Kırmızı ette kriz: ‘Vatandaş 1 kilo kıymayı 8’e bölüyor’

Giresun Şebinkarahisar'da besicilik yapan 35 yaşındaki Uğur Avşar, “Son 10 yılın en büyük hatasını hayvancılığa başlamak olarak görüyorum” diyor.

Abone ol

DUVAR - Hayat pahalılığının rekor düzeyde arttığı Türkiye’de, temel ihtiyaçlara erişim giderek zorlaşıyor. Fiyat artışından gıda ürünleri de payını alıyor.  En çok zamlanan gıda maddelerinden biri de kilosu 80-115 lira arasında değişen kırmızı et.

Fiyat avantajı nedeniyle önünde uzun kuyrukların oluştuğu Et ve Süt Kurumu, geçtiğimiz günlerde kırmızı ete yüzde 48 oranında zam yaptığını duyurdu.
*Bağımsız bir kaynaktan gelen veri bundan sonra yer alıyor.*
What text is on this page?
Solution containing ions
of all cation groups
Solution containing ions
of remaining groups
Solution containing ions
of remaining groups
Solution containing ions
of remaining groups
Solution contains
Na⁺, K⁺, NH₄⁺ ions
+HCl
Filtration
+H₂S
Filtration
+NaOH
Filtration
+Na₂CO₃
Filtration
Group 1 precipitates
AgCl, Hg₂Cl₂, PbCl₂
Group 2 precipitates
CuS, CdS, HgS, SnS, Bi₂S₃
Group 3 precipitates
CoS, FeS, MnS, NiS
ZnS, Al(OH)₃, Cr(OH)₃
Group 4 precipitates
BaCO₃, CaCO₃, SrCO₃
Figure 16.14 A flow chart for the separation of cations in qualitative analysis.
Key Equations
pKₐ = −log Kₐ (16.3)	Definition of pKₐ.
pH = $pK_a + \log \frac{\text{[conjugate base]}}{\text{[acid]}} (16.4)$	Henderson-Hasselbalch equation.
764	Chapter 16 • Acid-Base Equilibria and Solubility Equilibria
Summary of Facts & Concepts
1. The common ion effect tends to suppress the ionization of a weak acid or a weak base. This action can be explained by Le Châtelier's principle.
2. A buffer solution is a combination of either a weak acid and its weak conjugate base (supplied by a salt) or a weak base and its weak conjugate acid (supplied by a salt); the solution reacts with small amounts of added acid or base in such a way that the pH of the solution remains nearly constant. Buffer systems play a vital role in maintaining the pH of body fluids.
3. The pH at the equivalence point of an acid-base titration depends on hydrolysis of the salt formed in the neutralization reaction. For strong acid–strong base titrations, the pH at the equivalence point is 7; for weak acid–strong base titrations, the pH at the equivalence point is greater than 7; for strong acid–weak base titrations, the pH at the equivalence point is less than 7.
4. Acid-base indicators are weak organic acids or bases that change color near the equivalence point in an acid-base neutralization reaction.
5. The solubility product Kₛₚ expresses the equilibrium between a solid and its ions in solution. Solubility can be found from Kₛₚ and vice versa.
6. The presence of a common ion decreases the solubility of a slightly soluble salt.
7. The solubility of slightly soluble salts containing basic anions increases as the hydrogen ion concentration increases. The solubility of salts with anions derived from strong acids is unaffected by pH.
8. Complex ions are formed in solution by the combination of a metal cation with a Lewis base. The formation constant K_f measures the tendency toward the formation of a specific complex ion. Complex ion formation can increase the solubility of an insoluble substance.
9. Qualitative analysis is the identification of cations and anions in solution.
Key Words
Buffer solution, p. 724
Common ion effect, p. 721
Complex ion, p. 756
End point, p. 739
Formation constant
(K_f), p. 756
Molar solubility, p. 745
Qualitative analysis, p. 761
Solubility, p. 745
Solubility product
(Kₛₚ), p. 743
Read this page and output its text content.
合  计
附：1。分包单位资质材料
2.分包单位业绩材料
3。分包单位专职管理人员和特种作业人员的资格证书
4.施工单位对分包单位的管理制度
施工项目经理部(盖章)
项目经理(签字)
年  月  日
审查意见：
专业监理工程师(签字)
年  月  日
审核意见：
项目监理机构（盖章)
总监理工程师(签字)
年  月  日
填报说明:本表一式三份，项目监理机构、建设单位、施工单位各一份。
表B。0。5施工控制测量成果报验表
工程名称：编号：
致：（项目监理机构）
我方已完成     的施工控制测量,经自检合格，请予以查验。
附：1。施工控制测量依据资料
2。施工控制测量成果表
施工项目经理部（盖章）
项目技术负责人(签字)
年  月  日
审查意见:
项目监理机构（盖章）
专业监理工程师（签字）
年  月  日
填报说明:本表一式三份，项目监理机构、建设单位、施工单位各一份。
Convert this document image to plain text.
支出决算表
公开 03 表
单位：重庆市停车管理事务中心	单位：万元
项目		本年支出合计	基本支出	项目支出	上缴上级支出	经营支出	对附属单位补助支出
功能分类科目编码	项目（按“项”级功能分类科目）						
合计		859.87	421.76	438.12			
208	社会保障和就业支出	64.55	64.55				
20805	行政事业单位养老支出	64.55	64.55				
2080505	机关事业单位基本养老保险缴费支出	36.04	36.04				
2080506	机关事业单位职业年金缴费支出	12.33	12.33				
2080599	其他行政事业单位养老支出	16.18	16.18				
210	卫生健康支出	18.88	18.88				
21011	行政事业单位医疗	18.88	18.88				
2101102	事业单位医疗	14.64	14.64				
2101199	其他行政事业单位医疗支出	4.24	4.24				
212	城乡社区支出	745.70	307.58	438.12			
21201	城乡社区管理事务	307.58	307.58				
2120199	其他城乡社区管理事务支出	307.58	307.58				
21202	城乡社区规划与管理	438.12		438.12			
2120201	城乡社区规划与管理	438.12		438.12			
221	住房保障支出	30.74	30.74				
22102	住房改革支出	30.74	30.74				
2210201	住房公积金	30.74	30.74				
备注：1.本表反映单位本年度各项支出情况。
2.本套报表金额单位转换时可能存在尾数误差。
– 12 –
Bunun ardından Et ve Süt Kurumu'nda 1 kilo sığır kıymanın fiyatı 83 TL’ye, sığır kuşbaşının fiyatını ise 92 TL’ye yükseldi. 

Öte yandan Gümrük ve Ticaret Bakanlığı tarafından yapılan düzenlemeyle Azerbaycan, Kuzey Kıbrıs Türk Cumhuriyeti ve Nahçıvan Özerk Cumhuriyeti dışındaki tüm ülkelere kırmızı et ihracatı yasaklandı. Bu iki gelişme, "Türkiye’nin et stoğu tükendi mi, et krizi kapıda mı?" sorularını gündeme getirdi.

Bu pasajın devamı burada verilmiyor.